According to a new study, small silica bottles filled with a unique temperature-sensitive material and medicine may be used for drug delivery to destroy malignant cells only in specific parts of the body.
This discovery was made by researchers from Georgia Institute of Technology (Georgia Tech) who recently published the study.
The researchers developed a method to produce silica-based hollow spheres that measured about 200 nm in size. Each sphere had a tiny hole in the surface that could allow it to encapsulate a broad range of payloads to be discharged at specific temperatures only.
The results of the study have been reported in the journal Angewandte Chemie International Edition on June 4th, 2019. In their study, the scientists described packing the silica-based hollow spheres with an anticancer drug, a near-infrared dye, and a mixture of fatty acids.

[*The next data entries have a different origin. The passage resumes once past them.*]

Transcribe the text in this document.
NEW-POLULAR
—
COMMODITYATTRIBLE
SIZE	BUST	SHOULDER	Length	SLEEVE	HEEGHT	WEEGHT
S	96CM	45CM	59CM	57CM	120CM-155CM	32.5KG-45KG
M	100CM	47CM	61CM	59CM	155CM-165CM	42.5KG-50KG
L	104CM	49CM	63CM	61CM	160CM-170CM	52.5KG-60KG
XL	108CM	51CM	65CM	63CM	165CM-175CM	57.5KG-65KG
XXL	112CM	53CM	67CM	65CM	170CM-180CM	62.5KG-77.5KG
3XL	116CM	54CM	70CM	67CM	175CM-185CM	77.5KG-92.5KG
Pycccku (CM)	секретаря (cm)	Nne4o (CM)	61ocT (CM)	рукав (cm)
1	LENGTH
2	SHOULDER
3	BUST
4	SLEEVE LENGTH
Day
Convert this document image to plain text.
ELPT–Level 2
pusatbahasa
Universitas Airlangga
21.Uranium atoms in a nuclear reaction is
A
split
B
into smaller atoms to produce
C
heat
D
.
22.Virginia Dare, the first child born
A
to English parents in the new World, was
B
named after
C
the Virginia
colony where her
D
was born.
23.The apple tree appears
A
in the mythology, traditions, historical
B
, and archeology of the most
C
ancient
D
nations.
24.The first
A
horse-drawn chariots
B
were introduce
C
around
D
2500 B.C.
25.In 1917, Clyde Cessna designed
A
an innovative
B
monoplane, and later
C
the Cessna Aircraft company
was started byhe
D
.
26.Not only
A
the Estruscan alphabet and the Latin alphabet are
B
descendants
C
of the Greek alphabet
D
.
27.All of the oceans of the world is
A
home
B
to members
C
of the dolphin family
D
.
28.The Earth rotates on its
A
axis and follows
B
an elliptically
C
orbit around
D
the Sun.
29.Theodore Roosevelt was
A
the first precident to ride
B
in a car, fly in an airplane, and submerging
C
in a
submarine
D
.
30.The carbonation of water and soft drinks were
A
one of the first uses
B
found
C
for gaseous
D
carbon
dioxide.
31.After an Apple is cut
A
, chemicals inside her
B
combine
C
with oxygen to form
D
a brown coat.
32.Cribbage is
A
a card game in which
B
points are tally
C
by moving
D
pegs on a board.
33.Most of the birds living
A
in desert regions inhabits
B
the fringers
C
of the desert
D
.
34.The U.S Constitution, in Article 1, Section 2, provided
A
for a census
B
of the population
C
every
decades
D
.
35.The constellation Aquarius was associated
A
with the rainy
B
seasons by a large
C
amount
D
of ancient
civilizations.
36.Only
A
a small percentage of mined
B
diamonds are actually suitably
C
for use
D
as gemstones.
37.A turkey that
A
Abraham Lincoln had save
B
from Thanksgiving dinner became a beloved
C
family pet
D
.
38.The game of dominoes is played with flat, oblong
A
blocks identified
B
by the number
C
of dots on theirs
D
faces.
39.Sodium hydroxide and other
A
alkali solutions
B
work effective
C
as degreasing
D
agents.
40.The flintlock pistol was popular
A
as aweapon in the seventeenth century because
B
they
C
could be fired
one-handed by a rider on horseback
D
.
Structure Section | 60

While the fatty acids stayed solid at human body temperature, it began to melt a few degrees above. When the dye absorbs an infrared laser, the fatty acids are rapidly melted to discharge the therapeutic drug.
This new method could allow infusion therapies to target specific parts of the body and potentially negating certain side effects because the medicine is released only where there’s an elevated temperature. The rest of the drug remains encapsulated by the solid fatty acids inside the bottles, which are biocompatible and biodegradable.
Younan Xia, Professor and Brock Family Chair in Wallace H. Coulter Department of Biomedical Engineering, Georgia Tech and Emory University
In addition, the scientists demonstrated that the size of the opening can be altered, allowing nanocapsules that discharge their payloads at varying rates.
“This approach holds great promise for medical applications that require drugs to be released in a controlled fashion and has advantages over other methods of controlled drug release,” Xia stated.
A technique was developed before to achieve controlled drug release. In this method, the temperature-sensitive material was loaded into low-density lipoproteins, which is usually called “bad cholesterol.” In another approach, the mixture was loaded into gold nanocages. According to the study, both methods have drawbacks in the way the material is used to encapsulate the drugs interacting with the body.
The researchers created the silica-based bottles by fabricating spheres from polystyrene that has a tiny gold nanoparticle integrated in its surface. Then, a silica-based material is used to coat the spheres except where the gold nanoparticle is integrated. When the polystyrene and gold are removed, just a hollow silica sphere with a tiny opening remains. The researchers can alter the size of the opening by just changing the size of the gold nanoparticle.
To load the bottles with their payload, the spheres have to be soaked in a solution containing the mixture, the trapped air needs to be removed, and the extra material and payload have to be washed away with water. The nanocapsules, thus obtained, contain a uniform mixture of the dye, the therapeutic drug, and the temperature-sensitive material.
In order to assess the release mechanism, the scientists placed the nanocapsules in water and heated up the dye using a near-infrared laser. They also simultaneously tracked the concentration of the released therapeutic drug. The test demonstrated that the medicine remained encapsulated without the use of the laser. Following several minutes of heating, the concentration of the therapeutic drug increased in the water.
This controlled release system enables us to deal with the adverse impacts associated with most chemotherapeutics by only releasing the drug at a dosage above the toxic level inside the diseased site.
Jichuan Qiu, Postdoctoral Fellow, Georgia Tech
Qiu is part of Xia’s group.
The study was supported by the National Science Foundation under grant No. ECCS-1542174 via the National Nanotechnology Coordinated Infrastructure. It was also supported by the China Scholarship Council via a graduate student fellowship.